Die Autorin Mirna Funk (44) hat auch schon vor dem Terroranschlag der Hamas auf Israel am 7. Oktober 2023 eine Spaltung der Kulturszene erlebt. “Wer dem Kunstbetrieb in den letzten Jahren gefolgt ist, hat gemerkt, dass es diesen Riss wegen des Nahostkonflikts und der Einstellung zu Israel und Palästina schon lange vorher gegeben hat”, sagte die Tochter eines jüdischen Vaters dem Berliner “Tagesspiegel”. Nach dem Anschlag habe sich dieser Riss nur verhärtet. Viele könnten nun “Dinge äußern, die sie vor fünf Jahren nicht sagen konnten”.

Die weiter angespannte Lage habe auch Auswirkungen auf ihre Auftritte. “Es gibt keine Lesung von mir ohne Polizeischutz, und natürlich überlegen Veranstalter schon länger, ob sie mich buchen oder nicht”, so Funk. “In der Nähe von Juden zu sein, bedeutet halt auch, sich in Gefahr zu begeben.”

Inzwischen lebe Funk größtenteils in Israel.
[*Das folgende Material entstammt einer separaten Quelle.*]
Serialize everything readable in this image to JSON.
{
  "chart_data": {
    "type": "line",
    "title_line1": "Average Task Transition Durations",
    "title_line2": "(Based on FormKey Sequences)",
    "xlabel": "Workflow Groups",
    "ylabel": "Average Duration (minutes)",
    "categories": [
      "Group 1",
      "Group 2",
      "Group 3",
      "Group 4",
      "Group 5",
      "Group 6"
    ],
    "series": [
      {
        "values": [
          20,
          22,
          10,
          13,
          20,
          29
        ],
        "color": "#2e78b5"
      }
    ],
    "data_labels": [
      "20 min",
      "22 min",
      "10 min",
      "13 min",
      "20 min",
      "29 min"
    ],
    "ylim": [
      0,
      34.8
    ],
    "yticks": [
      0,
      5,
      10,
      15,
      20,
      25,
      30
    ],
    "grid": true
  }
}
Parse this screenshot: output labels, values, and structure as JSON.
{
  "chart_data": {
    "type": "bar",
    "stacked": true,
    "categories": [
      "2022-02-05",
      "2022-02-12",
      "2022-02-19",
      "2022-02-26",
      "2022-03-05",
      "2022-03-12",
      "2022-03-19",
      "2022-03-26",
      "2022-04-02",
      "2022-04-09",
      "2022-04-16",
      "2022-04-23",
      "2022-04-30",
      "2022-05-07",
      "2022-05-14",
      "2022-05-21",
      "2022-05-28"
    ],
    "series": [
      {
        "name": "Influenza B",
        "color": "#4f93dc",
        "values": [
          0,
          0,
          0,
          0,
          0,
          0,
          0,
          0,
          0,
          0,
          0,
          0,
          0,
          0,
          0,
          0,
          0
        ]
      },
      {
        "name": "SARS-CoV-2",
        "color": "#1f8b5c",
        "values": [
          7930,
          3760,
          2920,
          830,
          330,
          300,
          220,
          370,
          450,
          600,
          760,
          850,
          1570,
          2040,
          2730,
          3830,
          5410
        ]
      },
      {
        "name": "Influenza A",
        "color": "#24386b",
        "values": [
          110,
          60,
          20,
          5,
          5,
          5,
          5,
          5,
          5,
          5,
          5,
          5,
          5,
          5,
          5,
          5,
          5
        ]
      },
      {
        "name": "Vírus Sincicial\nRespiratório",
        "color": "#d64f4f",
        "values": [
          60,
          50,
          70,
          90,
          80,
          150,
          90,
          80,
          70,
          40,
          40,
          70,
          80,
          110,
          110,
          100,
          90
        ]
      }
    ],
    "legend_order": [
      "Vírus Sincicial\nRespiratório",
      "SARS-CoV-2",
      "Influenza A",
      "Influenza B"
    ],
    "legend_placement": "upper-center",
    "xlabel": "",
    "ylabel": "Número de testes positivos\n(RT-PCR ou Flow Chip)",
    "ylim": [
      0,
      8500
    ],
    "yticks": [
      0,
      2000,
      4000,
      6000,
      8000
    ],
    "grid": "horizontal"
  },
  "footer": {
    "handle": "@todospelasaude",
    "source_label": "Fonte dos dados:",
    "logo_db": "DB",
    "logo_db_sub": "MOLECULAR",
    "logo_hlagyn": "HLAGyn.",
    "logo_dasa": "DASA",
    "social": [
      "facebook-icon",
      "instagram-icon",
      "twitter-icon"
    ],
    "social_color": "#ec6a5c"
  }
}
Seit Sommer 2024 seien sie und ihre Tochter israelische Staatsbürgerinnen, im vergangenen Jahr sei Funk mit ihr nach Tel Aviv gezogen. “Ich wollte ihr keine Kindheit mehr hinter Mauern und hinter Gittern zumuten, mit Polizeischutz vor der Schule und alldem.”

Zwar sei die Gefahr in Tel Aviv, das immer wieder von der Hamas mit Raketen angegriffen wurde, größer. “Der Alltag aber ist viel normaler. Hier in Berlin kam mir der Alltag viel angespannter vor, da lag immer so eine Art Angstvibration drunter”, so Funk. “Die Juden hier leben so isoliert, die haben alle ihre nichtjüdischen Freunde verloren. Und dann hängst du mit deinen drei jüdischen Freunden in der eigenen Wohnung ab – das ist für mich kein Leben.”

In Tel Aviv seien die Terrorattacken überschaubar, und bei einem Raketenangriff wisse Funk immer, wann sie in die Schutzräume müsste. “Meine Tochter muss aber nicht jeden Tag durch Sicherheitsschleusen, vorher mit dem Autobus abgeholt und dann aufs Gelände gefahren werden, wie hier während ihrer Zeit auf der Jüdischen Grundschule.”